Marcus Smart Aired His Grievances With Tatum And Brown Late In Games: ‘They Don’t Want To Pass The Ball’

The Boston Celtics have not gotten off to the start to the season that they had hoped, falling to 2-5 on Monday with an unbelievable collapse at home against the Bulls in which they saw a 19-point second half lead become a 14-point loss thanks to being outscored by Chicago 39-11 in the fourth quarter.

Offensive execution in the fourth quarter has been an issue in a few of their losses already, as they’ve struggled to establish much of an identity beyond hoping one of Jayson Tatum or Jaylen Brown can get hot and carry them down the stretch. Part of that is going to be on new coach Ime Udoka to install an offensive system that creates that identity and trust among all five players on the court, but it’s also incumbent on Tatum and Brown to be willing to give the ball up rather than trying to create 1-on-1 all the time.

After scoring just 11 against the Bulls, with both Tatum and Brown going cold late (particularly Tatum), Marcus Smart didn’t hold back about the late game issues and how it has to start with their two stars doing more for their teammates because they’ve become too predictable, via Chris Grenham of Forbes.

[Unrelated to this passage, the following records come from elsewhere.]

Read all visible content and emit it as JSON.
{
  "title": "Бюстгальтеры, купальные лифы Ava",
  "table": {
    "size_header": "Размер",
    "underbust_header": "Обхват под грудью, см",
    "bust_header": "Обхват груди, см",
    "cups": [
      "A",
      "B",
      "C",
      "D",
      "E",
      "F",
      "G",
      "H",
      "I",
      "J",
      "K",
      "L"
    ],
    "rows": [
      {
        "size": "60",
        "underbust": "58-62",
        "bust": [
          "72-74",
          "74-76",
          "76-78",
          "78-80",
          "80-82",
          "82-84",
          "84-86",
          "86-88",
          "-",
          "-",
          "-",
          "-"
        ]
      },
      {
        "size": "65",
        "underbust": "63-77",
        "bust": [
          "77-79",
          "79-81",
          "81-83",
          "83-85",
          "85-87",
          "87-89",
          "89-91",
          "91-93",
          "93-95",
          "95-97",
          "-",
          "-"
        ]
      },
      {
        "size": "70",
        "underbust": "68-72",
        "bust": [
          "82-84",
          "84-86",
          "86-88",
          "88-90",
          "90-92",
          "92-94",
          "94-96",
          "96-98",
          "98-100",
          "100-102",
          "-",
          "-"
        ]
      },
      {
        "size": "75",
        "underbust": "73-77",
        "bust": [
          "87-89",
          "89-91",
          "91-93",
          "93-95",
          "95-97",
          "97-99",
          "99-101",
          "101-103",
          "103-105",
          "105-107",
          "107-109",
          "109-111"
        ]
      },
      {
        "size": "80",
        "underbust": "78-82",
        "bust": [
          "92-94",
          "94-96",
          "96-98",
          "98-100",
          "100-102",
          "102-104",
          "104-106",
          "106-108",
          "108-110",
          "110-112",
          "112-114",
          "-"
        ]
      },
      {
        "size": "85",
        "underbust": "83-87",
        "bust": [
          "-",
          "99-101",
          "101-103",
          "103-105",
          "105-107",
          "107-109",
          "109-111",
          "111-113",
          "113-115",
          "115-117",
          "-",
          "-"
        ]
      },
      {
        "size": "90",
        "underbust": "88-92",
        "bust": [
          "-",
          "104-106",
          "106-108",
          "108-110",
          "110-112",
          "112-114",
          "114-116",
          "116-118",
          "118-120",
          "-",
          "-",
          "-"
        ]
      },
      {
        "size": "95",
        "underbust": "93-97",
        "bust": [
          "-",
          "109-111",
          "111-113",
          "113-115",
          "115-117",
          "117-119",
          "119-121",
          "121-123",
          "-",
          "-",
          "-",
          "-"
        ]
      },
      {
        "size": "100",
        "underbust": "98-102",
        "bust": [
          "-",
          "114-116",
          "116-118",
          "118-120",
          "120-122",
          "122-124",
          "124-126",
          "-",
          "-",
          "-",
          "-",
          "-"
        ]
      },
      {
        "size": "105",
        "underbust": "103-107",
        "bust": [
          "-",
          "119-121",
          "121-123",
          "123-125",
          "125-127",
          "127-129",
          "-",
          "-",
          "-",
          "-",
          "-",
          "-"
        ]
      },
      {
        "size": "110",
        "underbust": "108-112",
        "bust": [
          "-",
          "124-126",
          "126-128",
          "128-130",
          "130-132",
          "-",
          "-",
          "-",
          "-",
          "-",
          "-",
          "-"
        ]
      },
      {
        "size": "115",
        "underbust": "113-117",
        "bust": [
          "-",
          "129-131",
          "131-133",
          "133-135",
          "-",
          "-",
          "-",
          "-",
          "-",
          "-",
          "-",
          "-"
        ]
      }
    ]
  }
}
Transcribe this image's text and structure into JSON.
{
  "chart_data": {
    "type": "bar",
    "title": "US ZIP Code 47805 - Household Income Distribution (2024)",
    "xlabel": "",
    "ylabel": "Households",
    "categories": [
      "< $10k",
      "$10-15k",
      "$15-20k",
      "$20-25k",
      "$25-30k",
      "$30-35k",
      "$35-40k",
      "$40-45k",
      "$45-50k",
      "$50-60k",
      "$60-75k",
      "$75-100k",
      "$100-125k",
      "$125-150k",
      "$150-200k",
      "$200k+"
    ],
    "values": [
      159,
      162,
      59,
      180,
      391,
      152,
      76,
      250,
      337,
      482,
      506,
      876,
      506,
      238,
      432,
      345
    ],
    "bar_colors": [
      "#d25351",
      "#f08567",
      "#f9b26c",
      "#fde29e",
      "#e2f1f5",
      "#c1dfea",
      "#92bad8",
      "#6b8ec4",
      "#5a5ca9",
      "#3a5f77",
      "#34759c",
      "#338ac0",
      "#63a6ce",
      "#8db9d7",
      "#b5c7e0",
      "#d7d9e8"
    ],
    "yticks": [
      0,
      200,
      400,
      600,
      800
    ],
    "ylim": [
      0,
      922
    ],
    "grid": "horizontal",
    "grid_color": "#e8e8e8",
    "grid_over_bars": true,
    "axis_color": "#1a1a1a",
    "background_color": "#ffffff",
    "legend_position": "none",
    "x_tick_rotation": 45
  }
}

“I would just like to play basketball,” Smart said. “Every team knows we’re trying to go to Jayson and Jaylen. Every team is programmed and studied to stop Jayson and Jaylen. I think everybody’s scouting report is to make those guys pass the ball. They don’t want to pass the ball. That’s something that they’re going to learn. They’re still learning. We’re proud of the progress they’re making, but they’re going to have to make another step and find ways to not only create for themselves but create for others on this team to open up the court for them later down in the game where they’re always going to have to take those tough shots or take tough matchups when they do get the 1-on-1 or they bring the trap. It’s something we’ve been asking them to do and they’re learning. We just gotta continue to help those guys do that to help our team.”

Smart isn’t necessarily wrong here, but it is about as open and honest a critique as you’ll hear from a player about his teammates in a postgame situation. Brown and Tatum can slip into hero-ball mode and when that is going poorly and they don’t try to go to something else, that has to be frustrating as someone, as he says, perched in the corner off the ball.

Smart isn’t just airing them out, but noting that it’s part of the learning process for two players still growing into that starring role. Still, the frustration is apparent and it will be very interesting to see how the Celtics respond going forward, because things are trending in the wrong direction right now.

In the immediate, we won’t hear a response from Brown or Tatum, who both declined to talk after the loss.